Show that $x'=x\log(x)$, $x(0) = 0$ has an unique solution

Question

I have edited the question filling some details and reworking the errors. Is this right now? Thank you

I want to show that the only solution to the differential equation $$x'(t)= \begin{cases} x(t)\log|x(t)| \text{ if $x(t) \neq 0$} \\ 0 \text{ if $x(t) = 0$ } \end{cases}$$ is the null one. I was provided a lengthy proof by my professor but I'm asking myself if a shorter one is possible.

My idea is the following. Suppose that there exist a solution $x \neq 0$. This implies there exists a point $t_1$ such that $x(t_1) \neq 0$. Let's suppose $t_1 > 0$ and call $t_0 = \inf_{t_0 \in [0, t_0]} \{ x(\tau) \neq 0: \tau \in [t_0, t_1]\}$. It is easy to see that $x(t_0) = 0$. By continuity, we can also suppose there exists $t_2$ such that $|f(x)| \leq \frac{1}{2}$ in $(t_1, t_2]$

For $t \in (t_0, t_2]$ we can rearrange our original equation as $$ \frac{x'(t)}{x(t) \log(x(t))} = 1$$ since we have made sure that the denominator doesn't vanish.

Integrating at both sides: $$ \int \frac{x'(t)}{x(t) \log(x(t))} = \log |\log |x(t)|| = t + K$$ for some $K \in \mathbb{R}$.

Taking limits as $t \to t_0$: $$ \lim_{t \to t_0} \log |\log |x(t)|| = -\infty \neq \lim_{t \to t_0} t + K = t_0 + K$$ and we reach a contradiction. Repeating the argument for $t_1 < 0$ shows that we must have $x = 0$, ensuring uniqueness.
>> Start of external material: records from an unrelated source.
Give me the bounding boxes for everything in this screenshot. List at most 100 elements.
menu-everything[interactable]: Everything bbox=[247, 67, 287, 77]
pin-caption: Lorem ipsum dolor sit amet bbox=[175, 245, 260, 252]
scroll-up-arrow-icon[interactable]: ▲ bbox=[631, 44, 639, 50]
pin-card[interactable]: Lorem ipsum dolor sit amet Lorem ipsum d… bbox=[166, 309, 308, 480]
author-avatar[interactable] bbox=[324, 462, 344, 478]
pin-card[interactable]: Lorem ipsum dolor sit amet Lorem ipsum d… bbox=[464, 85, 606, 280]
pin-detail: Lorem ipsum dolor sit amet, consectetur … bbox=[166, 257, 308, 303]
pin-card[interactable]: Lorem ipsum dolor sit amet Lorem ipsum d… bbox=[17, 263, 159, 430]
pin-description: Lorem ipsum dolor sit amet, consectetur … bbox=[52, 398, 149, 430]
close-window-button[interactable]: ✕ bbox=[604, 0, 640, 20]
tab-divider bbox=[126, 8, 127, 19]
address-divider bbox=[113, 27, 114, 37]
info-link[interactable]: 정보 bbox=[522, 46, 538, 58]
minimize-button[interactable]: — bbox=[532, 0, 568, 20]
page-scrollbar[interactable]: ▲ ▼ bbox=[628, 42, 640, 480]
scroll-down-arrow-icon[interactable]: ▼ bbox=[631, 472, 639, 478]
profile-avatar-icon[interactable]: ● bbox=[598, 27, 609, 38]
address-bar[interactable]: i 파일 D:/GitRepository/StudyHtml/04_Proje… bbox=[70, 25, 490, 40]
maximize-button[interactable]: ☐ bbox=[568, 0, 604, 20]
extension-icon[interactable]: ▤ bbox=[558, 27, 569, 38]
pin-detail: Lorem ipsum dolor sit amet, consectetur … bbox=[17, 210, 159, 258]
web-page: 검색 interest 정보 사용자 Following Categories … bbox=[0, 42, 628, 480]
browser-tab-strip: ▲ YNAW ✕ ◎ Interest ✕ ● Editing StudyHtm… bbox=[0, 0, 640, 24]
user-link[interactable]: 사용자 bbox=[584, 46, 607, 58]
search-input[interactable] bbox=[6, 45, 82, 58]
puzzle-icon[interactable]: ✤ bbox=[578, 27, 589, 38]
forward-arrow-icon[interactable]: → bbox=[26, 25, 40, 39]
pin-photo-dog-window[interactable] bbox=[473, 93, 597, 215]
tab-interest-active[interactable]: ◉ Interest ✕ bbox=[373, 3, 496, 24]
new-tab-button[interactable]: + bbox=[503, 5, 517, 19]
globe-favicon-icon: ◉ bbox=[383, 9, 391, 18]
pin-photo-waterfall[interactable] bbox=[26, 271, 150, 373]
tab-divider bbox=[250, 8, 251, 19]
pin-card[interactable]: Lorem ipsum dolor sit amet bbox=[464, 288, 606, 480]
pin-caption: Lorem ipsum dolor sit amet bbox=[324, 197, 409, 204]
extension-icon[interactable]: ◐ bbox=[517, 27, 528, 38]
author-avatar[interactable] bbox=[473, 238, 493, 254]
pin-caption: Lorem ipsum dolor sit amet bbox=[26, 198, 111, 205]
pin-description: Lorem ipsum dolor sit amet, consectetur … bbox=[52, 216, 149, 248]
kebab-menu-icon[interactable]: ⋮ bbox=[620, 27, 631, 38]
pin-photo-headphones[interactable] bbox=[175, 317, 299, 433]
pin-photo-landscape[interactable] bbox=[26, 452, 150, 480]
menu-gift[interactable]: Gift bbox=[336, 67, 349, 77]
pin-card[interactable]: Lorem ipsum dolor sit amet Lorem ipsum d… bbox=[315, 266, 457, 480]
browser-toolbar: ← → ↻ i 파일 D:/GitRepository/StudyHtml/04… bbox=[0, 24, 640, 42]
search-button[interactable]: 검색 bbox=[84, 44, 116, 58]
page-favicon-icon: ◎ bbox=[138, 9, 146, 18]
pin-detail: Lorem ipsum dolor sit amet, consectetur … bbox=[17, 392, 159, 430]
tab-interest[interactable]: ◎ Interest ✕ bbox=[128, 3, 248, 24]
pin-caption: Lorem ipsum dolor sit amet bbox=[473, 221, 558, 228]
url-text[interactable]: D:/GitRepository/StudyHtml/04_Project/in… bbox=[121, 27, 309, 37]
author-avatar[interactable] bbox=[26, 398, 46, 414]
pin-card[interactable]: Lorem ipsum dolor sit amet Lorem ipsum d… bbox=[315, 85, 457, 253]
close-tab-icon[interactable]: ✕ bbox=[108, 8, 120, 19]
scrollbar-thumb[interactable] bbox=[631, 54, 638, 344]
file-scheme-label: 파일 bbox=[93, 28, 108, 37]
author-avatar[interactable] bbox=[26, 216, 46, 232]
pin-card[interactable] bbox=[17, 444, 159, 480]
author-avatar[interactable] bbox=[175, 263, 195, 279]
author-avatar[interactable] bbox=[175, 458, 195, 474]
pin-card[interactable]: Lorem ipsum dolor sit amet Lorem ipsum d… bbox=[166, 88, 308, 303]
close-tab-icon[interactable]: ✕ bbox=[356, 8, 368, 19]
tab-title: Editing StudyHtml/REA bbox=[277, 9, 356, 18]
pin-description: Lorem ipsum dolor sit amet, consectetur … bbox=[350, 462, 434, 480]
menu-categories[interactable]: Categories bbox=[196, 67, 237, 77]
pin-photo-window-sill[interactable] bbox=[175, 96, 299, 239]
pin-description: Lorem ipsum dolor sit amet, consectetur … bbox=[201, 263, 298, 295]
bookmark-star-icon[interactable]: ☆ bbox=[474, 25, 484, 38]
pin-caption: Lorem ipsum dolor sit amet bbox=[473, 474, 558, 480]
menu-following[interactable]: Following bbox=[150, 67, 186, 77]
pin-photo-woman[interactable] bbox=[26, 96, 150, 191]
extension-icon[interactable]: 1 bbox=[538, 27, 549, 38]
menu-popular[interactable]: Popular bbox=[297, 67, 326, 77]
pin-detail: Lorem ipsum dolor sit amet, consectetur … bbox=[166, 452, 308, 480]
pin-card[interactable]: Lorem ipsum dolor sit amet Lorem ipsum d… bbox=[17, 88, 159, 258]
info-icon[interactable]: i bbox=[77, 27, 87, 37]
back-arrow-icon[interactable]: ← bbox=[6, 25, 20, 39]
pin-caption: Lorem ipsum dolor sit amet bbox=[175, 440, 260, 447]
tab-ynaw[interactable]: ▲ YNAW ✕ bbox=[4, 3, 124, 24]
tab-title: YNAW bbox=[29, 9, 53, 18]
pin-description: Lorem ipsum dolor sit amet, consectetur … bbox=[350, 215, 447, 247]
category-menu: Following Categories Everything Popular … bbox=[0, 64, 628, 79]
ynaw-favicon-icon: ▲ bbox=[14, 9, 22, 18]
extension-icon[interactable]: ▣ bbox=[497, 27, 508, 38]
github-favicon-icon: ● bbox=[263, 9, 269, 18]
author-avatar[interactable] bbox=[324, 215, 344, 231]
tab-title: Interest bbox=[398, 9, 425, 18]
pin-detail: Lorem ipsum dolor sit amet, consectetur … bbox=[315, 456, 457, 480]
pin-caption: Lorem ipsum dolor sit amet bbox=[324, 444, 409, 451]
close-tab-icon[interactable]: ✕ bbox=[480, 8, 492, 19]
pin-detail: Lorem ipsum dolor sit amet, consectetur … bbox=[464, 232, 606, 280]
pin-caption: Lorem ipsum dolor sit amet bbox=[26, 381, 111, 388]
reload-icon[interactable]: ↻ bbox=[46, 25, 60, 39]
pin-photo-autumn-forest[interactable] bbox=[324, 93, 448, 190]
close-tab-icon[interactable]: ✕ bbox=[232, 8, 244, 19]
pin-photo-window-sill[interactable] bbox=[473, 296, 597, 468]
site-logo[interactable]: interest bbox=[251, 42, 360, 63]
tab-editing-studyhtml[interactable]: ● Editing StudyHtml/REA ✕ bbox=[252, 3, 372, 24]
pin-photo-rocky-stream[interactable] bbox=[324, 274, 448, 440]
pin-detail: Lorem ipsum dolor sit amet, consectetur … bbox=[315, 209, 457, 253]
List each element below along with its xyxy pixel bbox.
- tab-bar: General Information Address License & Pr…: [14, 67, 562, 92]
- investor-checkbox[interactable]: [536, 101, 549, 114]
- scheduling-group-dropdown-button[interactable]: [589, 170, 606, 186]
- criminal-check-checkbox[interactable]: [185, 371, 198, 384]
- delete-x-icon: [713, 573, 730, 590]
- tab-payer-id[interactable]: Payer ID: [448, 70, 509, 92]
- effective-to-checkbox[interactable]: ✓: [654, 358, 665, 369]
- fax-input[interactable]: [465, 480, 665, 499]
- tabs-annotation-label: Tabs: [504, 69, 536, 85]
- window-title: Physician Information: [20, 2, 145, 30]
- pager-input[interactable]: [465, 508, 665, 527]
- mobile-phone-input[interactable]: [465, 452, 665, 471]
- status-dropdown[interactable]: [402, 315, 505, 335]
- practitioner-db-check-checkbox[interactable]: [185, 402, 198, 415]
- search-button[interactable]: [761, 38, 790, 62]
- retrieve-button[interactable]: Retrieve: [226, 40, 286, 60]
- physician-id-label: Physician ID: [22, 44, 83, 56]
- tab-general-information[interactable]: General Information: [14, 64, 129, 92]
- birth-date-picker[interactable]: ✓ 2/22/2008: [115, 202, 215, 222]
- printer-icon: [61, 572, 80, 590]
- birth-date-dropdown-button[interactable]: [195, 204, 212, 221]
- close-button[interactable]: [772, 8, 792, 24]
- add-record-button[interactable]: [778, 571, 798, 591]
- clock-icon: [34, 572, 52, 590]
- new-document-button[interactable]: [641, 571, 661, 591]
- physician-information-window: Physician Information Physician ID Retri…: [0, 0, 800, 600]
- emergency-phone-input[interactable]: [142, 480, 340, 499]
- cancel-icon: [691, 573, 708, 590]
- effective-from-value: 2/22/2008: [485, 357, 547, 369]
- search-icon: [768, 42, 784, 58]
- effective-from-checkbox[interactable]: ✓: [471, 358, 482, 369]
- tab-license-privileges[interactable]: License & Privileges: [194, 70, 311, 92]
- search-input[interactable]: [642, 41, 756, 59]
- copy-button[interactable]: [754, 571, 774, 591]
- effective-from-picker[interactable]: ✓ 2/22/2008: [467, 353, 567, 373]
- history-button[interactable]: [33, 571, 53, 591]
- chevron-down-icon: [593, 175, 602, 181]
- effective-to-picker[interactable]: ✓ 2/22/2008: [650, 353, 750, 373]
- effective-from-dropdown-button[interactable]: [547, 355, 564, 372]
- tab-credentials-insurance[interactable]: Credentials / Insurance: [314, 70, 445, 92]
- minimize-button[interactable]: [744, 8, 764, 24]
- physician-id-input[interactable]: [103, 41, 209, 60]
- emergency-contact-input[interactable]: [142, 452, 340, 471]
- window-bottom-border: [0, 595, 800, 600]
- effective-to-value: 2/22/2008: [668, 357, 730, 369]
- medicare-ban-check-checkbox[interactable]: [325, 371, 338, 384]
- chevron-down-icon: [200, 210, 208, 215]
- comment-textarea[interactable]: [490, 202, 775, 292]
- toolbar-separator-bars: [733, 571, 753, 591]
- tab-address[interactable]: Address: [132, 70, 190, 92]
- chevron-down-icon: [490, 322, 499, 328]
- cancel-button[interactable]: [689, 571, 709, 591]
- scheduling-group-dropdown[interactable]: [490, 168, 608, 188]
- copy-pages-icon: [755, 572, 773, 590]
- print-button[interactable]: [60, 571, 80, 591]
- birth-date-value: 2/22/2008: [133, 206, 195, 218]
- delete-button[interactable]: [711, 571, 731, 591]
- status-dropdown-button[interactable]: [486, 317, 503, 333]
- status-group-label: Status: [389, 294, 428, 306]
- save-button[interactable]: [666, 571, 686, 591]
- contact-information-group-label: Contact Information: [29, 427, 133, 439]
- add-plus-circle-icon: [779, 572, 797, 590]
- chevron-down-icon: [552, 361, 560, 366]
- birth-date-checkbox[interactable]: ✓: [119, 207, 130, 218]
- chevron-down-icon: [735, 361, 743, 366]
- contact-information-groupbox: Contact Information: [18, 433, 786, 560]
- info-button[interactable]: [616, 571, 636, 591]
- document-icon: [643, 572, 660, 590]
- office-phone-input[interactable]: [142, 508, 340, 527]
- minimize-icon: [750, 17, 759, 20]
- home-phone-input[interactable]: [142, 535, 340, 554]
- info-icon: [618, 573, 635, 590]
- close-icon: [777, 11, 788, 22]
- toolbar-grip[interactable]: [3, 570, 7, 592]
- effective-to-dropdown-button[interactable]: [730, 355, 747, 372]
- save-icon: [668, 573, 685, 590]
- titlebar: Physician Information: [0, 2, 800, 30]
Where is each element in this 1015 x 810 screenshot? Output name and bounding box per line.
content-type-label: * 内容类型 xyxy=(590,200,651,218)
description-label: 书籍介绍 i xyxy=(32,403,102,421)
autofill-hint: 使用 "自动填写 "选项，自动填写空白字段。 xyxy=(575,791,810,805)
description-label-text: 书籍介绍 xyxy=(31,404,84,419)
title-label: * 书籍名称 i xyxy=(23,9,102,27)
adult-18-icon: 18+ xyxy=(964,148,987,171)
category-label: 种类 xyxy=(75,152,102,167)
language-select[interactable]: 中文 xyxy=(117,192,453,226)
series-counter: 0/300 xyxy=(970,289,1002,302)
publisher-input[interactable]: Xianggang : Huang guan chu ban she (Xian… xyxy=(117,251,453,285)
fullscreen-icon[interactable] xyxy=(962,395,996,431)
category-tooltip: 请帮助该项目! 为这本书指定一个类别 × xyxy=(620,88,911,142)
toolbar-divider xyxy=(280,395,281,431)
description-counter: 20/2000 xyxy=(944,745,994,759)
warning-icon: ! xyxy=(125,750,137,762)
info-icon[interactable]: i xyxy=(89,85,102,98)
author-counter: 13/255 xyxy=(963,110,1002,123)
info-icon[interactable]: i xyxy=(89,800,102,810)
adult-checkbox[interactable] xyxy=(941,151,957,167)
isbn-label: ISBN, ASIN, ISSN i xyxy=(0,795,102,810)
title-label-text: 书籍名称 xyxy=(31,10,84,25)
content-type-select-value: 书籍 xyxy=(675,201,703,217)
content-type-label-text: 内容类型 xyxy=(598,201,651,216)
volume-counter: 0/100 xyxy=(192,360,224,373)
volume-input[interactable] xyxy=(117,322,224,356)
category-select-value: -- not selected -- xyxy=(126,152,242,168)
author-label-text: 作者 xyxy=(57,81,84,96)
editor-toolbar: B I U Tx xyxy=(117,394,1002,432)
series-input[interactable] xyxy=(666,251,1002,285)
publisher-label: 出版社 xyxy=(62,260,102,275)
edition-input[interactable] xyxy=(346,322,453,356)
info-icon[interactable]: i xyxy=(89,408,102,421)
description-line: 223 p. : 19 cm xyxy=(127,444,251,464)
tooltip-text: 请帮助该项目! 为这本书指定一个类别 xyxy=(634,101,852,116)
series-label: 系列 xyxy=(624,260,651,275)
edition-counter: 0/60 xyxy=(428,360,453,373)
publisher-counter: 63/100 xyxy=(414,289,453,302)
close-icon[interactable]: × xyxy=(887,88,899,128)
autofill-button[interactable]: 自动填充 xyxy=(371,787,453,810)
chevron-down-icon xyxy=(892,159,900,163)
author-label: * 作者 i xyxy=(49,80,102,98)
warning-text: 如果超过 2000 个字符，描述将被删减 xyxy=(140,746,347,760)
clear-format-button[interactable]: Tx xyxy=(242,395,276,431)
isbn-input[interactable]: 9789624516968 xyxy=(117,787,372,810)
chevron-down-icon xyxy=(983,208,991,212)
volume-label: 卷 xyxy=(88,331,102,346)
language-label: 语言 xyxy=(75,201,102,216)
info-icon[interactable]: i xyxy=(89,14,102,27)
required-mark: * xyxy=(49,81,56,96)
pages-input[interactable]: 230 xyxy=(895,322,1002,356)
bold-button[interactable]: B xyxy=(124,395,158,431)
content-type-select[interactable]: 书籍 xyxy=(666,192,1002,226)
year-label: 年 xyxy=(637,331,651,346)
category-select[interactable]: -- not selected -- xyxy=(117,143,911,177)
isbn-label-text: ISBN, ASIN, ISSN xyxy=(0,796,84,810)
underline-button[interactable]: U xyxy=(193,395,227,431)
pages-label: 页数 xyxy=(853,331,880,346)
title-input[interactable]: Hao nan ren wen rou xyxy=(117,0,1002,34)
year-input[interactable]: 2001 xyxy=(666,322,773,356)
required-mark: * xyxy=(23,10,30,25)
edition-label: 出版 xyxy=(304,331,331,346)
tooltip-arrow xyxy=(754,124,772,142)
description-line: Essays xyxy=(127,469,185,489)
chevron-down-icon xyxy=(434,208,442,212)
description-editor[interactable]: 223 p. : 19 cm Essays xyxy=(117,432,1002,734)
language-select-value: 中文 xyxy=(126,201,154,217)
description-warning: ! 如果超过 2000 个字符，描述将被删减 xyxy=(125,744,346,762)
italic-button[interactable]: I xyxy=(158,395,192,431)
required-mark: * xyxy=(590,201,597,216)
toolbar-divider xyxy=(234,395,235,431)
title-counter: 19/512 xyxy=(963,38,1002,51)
Is this proof right or I am missing something? I am especially dubious about the rearrangement of the equation. For example, $0$ satisfies the original equation, but not the rearranged one. This is logical since we can't divide by $0$, but I'm not entirely sure I have not removed other posible solutions.

Thanks in advance!

Answer 1

Let $f(x)=x\log(|x|)$ ($f(0)=0$). Then $f$ is strictly decreasing on $I:=[-1/e,1/e]$. If $x$ is a solution of the IVP then, as long as it does not leave $I$ $$ x'(t)x(t)=f(x(t))x(t) \le 0, $$ thus $x(t)^2 \le 0$, thus $x(t)=0$. I particular, it can't leave I, hence $x(t)=0$ for all $t$.

Answer 2

Assuming $x\ne1, x\ne 0$, we have $\frac{dx}{x \log x}=1$. Integrating this, we get $\int \frac{d(\log x)}{\log x}=t+c$ or $\log \log x=t+c$. Thus, $x=Ce^{e^t}$ where $C>0$. We can also see that $x=0$ is not a solution as $\log 0$ is not defined. $x=1$ is a solution but it does not satisfy the initial condition.

Answer 3

$$\frac{dx}{dt}=x \log x \implies \int \frac{dx}{x \log x}=\int dt$$ Integrating taking $x=e^u$ we have $$\log u=t+C \implies \log(\log x)=t+C$$ As this cannot satisfy $x(0)=0$, so no solution.